In its 2025 Business Briefing, an annual report outlining its strategy, chief executive Toshihiro Mibe said that Honda was reducing its planned global investment in EVs by 30 per cent — to $67.5 billion (7 trillion yen) from $96.4 billion (10 trillion yen) — over the next roughly half-decade because EV adoption has fallen behind the company’s initial projections.
As a corollary shift in strategy, the company plans to instead increase its production of hybrid-electric vehicles, a technology that allows consumers the comforts of both internal combustion engines and battery-electric vehicles.
But that shift means that its comprehensive EV project in Canada, which Mibe said has a “central focus on batteries” is taking a back seat.
“We are reassessing our EV strategy and road map, including the plans for the product lineup and the timing of relevant investments, including the one to build a comprehensive EV value chain in Canada,” Mibe said according to a transcript of his speech accompanying the Business Briefing.
The company said last week that the two-year delay to its planned EV project in Canada is not a prelude to a cancellation.
The project was announced in April 2024 with an original timeline to begin production by 2028, and included an EV assembly plant, as well as battery-cell manufacturing and active cathode material plants. A battery recycling operation was also a possibility.

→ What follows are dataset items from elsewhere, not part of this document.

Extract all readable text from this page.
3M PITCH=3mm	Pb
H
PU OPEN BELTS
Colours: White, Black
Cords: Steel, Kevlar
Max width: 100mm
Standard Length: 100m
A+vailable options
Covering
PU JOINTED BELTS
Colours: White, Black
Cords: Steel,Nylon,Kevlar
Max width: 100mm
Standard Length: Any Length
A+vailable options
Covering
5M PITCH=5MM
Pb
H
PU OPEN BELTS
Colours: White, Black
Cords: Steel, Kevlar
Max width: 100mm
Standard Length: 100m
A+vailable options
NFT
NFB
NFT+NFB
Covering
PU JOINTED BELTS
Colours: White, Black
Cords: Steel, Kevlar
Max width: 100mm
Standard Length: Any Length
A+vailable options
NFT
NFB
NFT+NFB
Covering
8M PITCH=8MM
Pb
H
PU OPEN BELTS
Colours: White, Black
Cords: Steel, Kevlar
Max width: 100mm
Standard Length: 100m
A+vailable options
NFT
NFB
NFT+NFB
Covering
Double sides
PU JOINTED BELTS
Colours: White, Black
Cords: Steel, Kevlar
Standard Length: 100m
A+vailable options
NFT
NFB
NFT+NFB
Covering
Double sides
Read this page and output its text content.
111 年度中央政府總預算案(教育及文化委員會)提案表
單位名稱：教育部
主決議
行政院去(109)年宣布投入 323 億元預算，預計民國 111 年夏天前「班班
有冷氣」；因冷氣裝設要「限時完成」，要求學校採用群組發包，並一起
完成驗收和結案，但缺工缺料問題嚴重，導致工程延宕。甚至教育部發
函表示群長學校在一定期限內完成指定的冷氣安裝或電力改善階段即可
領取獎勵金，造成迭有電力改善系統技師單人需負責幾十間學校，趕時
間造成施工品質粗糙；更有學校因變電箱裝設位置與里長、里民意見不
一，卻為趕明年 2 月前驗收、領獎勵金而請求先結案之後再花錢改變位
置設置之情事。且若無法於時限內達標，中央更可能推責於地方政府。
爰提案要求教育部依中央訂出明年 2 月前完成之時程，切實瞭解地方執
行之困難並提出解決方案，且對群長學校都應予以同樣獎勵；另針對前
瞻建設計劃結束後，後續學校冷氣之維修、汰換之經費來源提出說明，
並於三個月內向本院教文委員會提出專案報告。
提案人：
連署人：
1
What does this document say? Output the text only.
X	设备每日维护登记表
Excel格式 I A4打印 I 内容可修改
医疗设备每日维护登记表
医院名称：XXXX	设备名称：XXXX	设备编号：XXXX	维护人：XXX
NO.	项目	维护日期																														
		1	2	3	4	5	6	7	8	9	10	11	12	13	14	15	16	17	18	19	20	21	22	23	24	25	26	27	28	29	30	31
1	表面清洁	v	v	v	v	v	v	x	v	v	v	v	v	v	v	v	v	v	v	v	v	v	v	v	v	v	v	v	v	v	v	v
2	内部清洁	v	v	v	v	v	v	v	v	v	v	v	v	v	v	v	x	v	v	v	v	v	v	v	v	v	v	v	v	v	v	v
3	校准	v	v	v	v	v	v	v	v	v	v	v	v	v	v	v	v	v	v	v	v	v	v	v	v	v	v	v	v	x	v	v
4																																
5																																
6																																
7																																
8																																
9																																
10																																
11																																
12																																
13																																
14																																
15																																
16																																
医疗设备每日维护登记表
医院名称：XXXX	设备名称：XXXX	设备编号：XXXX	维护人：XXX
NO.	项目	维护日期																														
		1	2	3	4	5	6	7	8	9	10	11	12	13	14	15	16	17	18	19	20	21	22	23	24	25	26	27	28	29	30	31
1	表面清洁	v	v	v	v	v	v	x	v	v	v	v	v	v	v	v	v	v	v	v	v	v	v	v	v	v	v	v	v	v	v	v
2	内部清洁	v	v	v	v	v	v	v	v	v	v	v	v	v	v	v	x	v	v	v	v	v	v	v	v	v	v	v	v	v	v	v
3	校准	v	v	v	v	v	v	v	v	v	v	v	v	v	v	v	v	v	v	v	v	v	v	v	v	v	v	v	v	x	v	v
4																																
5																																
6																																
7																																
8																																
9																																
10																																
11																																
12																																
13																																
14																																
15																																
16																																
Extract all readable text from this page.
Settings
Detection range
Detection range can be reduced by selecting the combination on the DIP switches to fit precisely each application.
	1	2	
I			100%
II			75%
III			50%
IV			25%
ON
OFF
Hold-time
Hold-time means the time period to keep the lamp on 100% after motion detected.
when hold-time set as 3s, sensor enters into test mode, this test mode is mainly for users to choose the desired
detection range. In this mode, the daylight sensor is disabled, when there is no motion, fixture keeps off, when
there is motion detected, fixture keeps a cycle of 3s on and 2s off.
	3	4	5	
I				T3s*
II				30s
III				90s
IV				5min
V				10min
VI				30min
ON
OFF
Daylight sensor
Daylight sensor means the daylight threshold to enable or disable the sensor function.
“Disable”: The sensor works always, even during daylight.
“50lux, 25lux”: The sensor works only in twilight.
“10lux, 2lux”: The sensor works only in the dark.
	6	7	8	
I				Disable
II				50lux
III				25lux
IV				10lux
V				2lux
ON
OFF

The overall project was expected to have eventual production capacity of 240,000 EVs per year, and had attracted federal and provincial government support, such as tax credits, that were expected to defray $5 billion of direct and indirect costs.
Mibe said Tuesday that the project in Alliston, Ont. — where Honda has produced vehicles since 1986 — is still key to Honda’s electrification plans.
“One of our goals with this project is to take batteries in-house, as the core of electrification technology,” he said.
But Mibe added that electrification cannot be Honda’s responsibility alone, and must be done in collaboration with other companies and governments of various countries.
He added that “environmental regulations, which had been the premise of widespread adoption of EVs” are being relaxed in both the U.S. and Europe.
In the U.S., long the export destination for the majority of Honda vehicles produced in Canada, President Donald Trump has said he wants to roll back the electric vehicle transition by cancelling legislation that provided incentives for companies to build EV supply chains in that country, as well as consumer incentives that offset the cost of purchasing EVs.